MULTI LEVEL SECURITY ISN’T ALWAYS ABSTRACT

The Federal Circuit went on to state that while non-computer settings may have security issues addressed by multilevel security, it does not follow that all patents relating to multilevel security are necessarily ineligible for patenting. Here, although the patent involves multilevel security, that does not negate the conclusion that the patent is aimed at solving a particular problem of multicasting computer networks.

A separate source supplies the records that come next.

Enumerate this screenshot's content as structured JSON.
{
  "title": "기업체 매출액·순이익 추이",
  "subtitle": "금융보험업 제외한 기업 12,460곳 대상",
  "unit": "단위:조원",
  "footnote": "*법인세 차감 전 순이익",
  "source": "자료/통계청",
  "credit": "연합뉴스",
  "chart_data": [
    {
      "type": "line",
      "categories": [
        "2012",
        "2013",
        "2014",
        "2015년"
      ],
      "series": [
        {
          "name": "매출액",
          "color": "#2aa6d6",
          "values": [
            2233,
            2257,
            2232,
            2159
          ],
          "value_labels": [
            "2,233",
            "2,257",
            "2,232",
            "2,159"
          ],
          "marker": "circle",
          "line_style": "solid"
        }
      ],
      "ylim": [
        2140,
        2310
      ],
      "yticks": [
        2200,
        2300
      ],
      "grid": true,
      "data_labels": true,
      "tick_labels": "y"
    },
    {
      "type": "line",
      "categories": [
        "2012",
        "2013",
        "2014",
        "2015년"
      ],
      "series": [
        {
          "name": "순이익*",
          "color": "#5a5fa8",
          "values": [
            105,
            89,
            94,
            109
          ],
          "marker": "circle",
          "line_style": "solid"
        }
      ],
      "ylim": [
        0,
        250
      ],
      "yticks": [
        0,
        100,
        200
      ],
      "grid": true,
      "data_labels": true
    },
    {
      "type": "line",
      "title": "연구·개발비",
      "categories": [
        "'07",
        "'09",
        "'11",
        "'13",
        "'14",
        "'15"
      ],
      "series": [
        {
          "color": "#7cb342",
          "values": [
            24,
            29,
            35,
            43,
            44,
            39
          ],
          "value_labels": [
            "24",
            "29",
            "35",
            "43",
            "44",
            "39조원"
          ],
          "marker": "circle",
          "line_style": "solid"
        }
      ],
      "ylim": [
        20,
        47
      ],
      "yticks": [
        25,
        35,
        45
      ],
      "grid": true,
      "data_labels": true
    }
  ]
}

By way of comparison, in Uniloc v LG Electronics, the Federal Circuit held the claims at issue to be directed to solving a problem of reducing communication time by using otherwise-unused space in a particular protocol-based system, even though reducing communication time by using such available blank space (or, generally, reducing resource use by using otherwise-unused available resources) is a goal in many settings.

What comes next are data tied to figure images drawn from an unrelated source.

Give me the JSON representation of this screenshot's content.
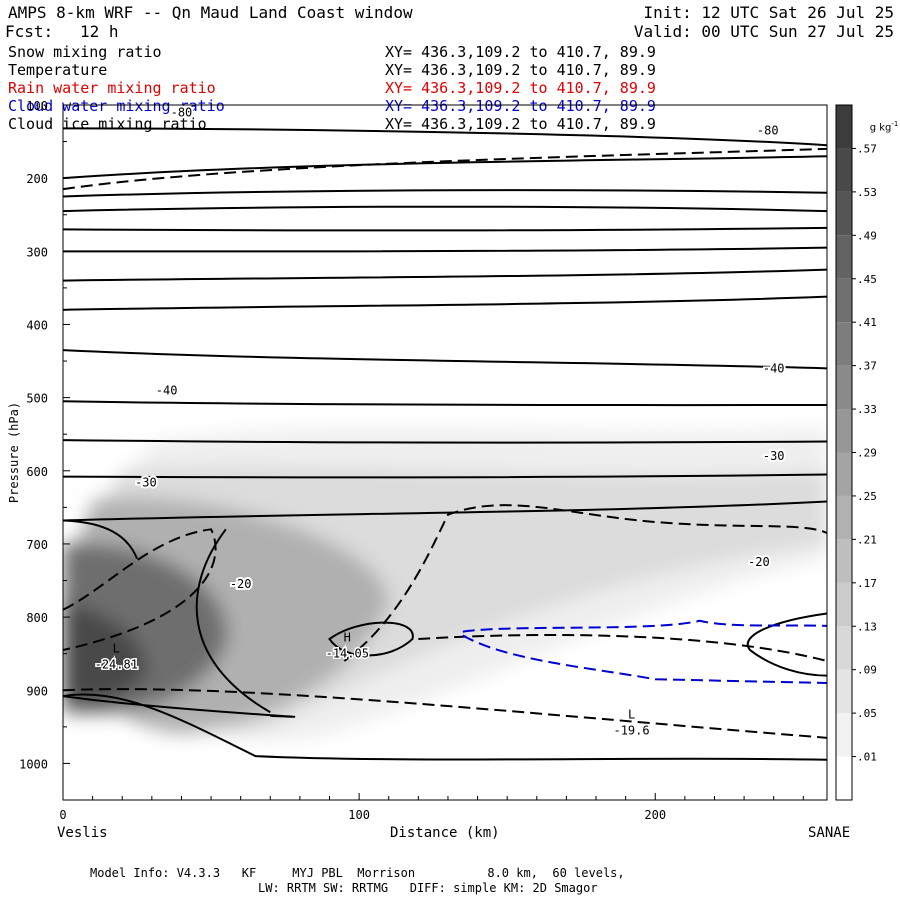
{
  "header": {
    "title": "AMPS 8-km WRF -- Qn Maud Land Coast window",
    "init": "Init: 12 UTC Sat 26 Jul 25",
    "fcst_label": "Fcst:",
    "fcst_value": "12 h",
    "valid": "Valid: 00 UTC Sun 27 Jul 25"
  },
  "fields": [
    {
      "name": "Snow mixing ratio",
      "xy": "XY= 436.3,109.2 to 410.7, 89.9",
      "color": "#000000"
    },
    {
      "name": "Temperature",
      "xy": "XY= 436.3,109.2 to 410.7, 89.9",
      "color": "#000000"
    },
    {
      "name": "Rain water mixing ratio",
      "xy": "XY= 436.3,109.2 to 410.7, 89.9",
      "color": "#e00000"
    },
    {
      "name": "Cloud water mixing ratio",
      "xy": "XY= 436.3,109.2 to 410.7, 89.9",
      "color": "#0000d0"
    },
    {
      "name": "Cloud ice mixing ratio",
      "xy": "XY= 436.3,109.2 to 410.7, 89.9",
      "color": "#000000"
    }
  ],
  "footer": {
    "line1": "Model Info: V4.3.3   KF     MYJ PBL  Morrison          8.0 km,  60 levels,",
    "line2": "LW: RRTM SW: RRTMG   DIFF: simple KM: 2D Smagor"
  },
  "chart_data": {
    "type": "contour",
    "xlabel": "Distance (km)",
    "ylabel": "Pressure (hPa)",
    "xlim": [
      0,
      258
    ],
    "ylim": [
      1050,
      100
    ],
    "x_ticks": [
      0,
      100,
      200
    ],
    "y_ticks": [
      100,
      200,
      300,
      400,
      500,
      600,
      700,
      800,
      900,
      1000
    ],
    "endpoint_labels": {
      "left": "Veslis",
      "right": "SANAE"
    },
    "colorbar": {
      "unit": "g kg",
      "unit_exp": "-1",
      "levels": [
        ".01",
        ".05",
        ".09",
        ".13",
        ".17",
        ".21",
        ".25",
        ".29",
        ".33",
        ".37",
        ".41",
        ".45",
        ".49",
        ".53",
        ".57"
      ]
    },
    "temperature_labels": [
      {
        "text": "-80",
        "x": 40,
        "p": 110
      },
      {
        "text": "-80",
        "x": 238,
        "p": 135
      },
      {
        "text": "-40",
        "x": 35,
        "p": 490
      },
      {
        "text": "-40",
        "x": 240,
        "p": 460
      },
      {
        "text": "-30",
        "x": 28,
        "p": 616
      },
      {
        "text": "-30",
        "x": 240,
        "p": 580
      },
      {
        "text": "-20",
        "x": 60,
        "p": 755
      },
      {
        "text": "-20",
        "x": 235,
        "p": 725
      }
    ],
    "extrema": [
      {
        "type": "L",
        "value": "-24.81",
        "x": 18,
        "p": 865
      },
      {
        "type": "H",
        "value": "-14.05",
        "x": 96,
        "p": 850
      },
      {
        "type": "L",
        "value": "-19.6",
        "x": 192,
        "p": 955
      }
    ],
    "isotherm_pressures_left": [
      200,
      225,
      245,
      270,
      300,
      340,
      380,
      435,
      505,
      558,
      608,
      668
    ],
    "isotherm_pressures_right": [
      170,
      220,
      245,
      268,
      295,
      325,
      362,
      460,
      510,
      560,
      605,
      642
    ]
  }
}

Adobe came up with a new definition of what it considered to be the abstract idea.  When Adobe discussed its formulation of the asserted abstract idea, it did not meaningfully address the combination. Rather, it asserted the “common-place” character of the individual component techniques generally. But that approach is insufficient where, as is true here for the reasons we have explained, it is the combination of techniques that is “what the patent asserts to be the focus of the claimed advance over the prior art.”

The Federal Circuit concluded that the district court correctly rejected Adobe’s ineligibility challenge.

Thus, novelty comes into play.  Contrary to what is considered to be proper practice, it may be worthwhile to have some discussion, in a patent application, of what combination of techniques may be novel, and how that improves problems in a system.